Further elucidating the steroid isomerisation reaction mechanism of GSTA3-3
Robertson, Gary Jay
Glutathione S-transferase A3-3 is the most catalytically efficient steroid isomerase enzyme known in humans, transforming Δ5-androstene-3-17-dione into Δ4-androstene-3-17-dione. Though its mechanism of action remains unsolved. GSTA3-3 catalyses this reaction with at least ten-fold greater efficiency than GSTA1-1, its closest competitor in the Alpha class of GSTs.
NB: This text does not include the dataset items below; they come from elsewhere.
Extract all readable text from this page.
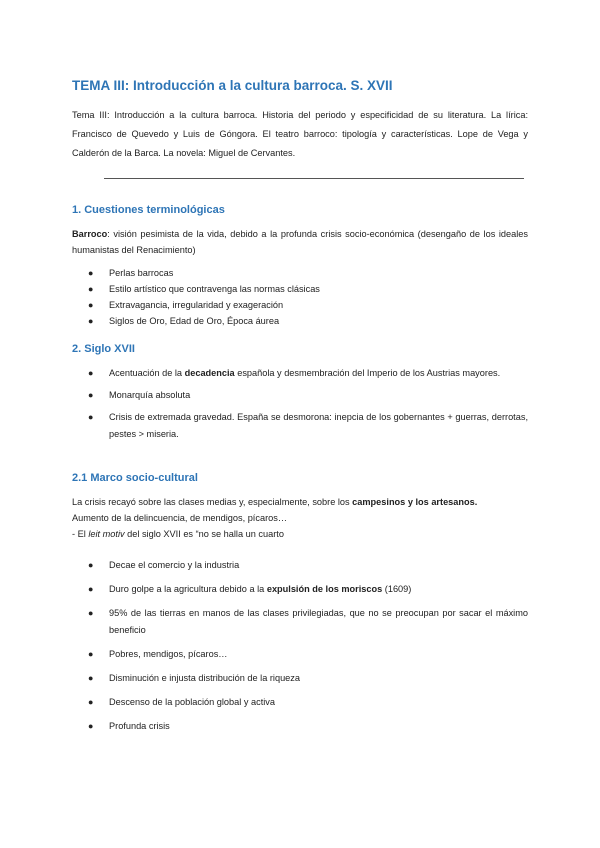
TEMA III: Introducción a la cultura barroca. S. XVII

Tema III: Introducción a la cultura barroca. Historia del periodo y especificidad de su literatura. La lírica: Francisco de Quevedo y Luis de Góngora. El teatro barroco: tipología y características. Lope de Vega y Calderón de la Barca. La novela: Miguel de Cervantes.

1. Cuestiones terminológicas

Barroco: visión pesimista de la vida, debido a la profunda crisis socio-económica (desengaño de los ideales humanistas del Renacimiento)

● Perlas barrocas
● Estilo artístico que contravenga las normas clásicas
● Extravagancia, irregularidad y exageración
● Siglos de Oro, Edad de Oro, Época áurea
2. Siglo XVII
● Acentuación de la decadencia española y desmembración del Imperio de los Austrias mayores.
● Monarquía absoluta
● Crisis de extremada gravedad. España se desmorona: inepcia de los gobernantes + guerras, derrotas, pestes > miseria.
2.1 Marco socio-cultural

La crisis recayó sobre las clases medias y, especialmente, sobre los campesinos y los artesanos.
Aumento de la delincuencia, de mendigos, pícaros…
- El leit motiv del siglo XVII es “no se halla un cuarto

● Decae el comercio y la industria
● Duro golpe a la agricultura debido a la expulsión de los moriscos (1609)
● 95% de las tierras en manos de las clases privilegiadas, que no se preocupan por sacar el máximo beneficio
● Pobres, mendigos, pícaros…
● Disminución e injusta distribución de la riqueza
● Descenso de la población global y activa
● Profunda crisis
In order to examine the differences between Alpha class GSTs and to better elucidate the mechanism of GSTA3-3 the roles of Tyr9 and Arg15 were examined. Tyr9 is the major catalytic residue of Alpha class GSTs and Arg15 is proposed to be catalytically important to GSTA3-3 but never before experimentally examined. While the structure and stability of the Alpha class enzymes are highly comparable, subtle differences at the G-site of the enzymes account for GSTA3-3 having a ten-fold greater affinity for the substrate GSH. Y9F and R15L mutations, singly or together, have no effect on the structure and stability of GSTA3-3 (the same effect they have on GSTA1-1) despite the R15L mutation removing an interdomain salt-bridge at the active site. Hydrogen-deuterium exchange mass spectrometry also revealed that neither mutation had a significant effect on the conformational dynamics of GSTA3-3. The R15L and Y9F mutations are equally important to the specific activity of the steroid isomerase reaction; however, Arg15 is more important for lowering the pKa of GSH. Lowering the pKa of GSH being how GSTs catalyse their reactions. This suggests an additional role for Tyr9, with an important mechanistic implication. Factoring in the inability to detect an intermediate during the reaction, all data are in agreement with the mechanism being concerted and that Tyr9 acts as a proton shuttle. Additionally, there is evidence to suggest that Arg15 is integral to allowing GSTA3-3 to differentiate between Δ5-androstene-3-17-dione and Δ4-androstene-3-17-dione, indicating that Arg15 is a more important active-site residue than previously recognized.
A thesis submitted to the Faculty of Science, University of the Witwatersrand, Johannesburg, in fulfilment of the requirements for the degree of Doctor of Philosophy. Johannesburg, 2017.